Mapping the Cosmological Confidence Ball Surface
Abstract
We present a new technique to compute simultaneously valid confidence intervals for a set of model parameters. We apply our method to the Wilkinson Microwave Anisotropy Probe's (WMAP) Cosmic Microwave Background (CMB) data, exploring a seven dimensional space (tau, OmegaDE, OmegaM, omegaDM, omegaB, fnu, ns). We find two distinct regions-of-interest: the standard Concordance Model, and a region with large values of omegaDM, omegaB and H0. This second peak in parameter space can be rejected by applying a constraint (or a prior) on the allowable values of the Hubble constant.
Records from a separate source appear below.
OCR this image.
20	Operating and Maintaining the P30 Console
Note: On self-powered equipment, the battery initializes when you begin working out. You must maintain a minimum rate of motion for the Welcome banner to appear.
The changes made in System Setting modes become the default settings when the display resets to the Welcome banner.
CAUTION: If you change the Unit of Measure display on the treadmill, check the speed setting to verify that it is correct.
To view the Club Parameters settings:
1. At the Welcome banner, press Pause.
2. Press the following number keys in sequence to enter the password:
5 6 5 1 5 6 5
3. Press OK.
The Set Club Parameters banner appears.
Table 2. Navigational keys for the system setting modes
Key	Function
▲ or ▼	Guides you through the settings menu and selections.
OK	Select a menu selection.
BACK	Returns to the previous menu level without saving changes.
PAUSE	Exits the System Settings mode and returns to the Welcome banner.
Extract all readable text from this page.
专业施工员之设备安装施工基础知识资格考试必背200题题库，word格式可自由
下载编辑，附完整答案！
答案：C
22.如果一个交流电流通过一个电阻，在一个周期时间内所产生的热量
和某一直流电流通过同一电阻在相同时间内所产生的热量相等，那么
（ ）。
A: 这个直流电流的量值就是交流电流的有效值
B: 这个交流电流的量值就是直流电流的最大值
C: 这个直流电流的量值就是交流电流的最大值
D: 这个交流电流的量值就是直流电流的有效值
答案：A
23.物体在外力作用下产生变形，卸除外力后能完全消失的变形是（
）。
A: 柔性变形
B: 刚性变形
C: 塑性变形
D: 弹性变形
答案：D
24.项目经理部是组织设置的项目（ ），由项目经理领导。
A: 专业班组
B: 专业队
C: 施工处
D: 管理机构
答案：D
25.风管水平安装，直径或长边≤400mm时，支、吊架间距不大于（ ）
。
Our new technique uses a non-parametric fit to the data, along with a frequentist approach and a smart search algorithm to map out a statistical confidence surface. The result is a confidence ``ball'': a set of parameter values that contains the true value with probability at least 1-alpha. Our algorithm performs a role similar to the often used Markov Chain Monte Carlo (MCMC), which samples from the posterior probability function in order to provide Bayesian credible intervals on the parameters. While the MCMC approach samples densely around a peak in the posterior, our new technique allows cosmologists to perform efficient analyses around any regions of interest: e.g., the peak itself, or, possibly more importantly, the 1-alpha confidence surface.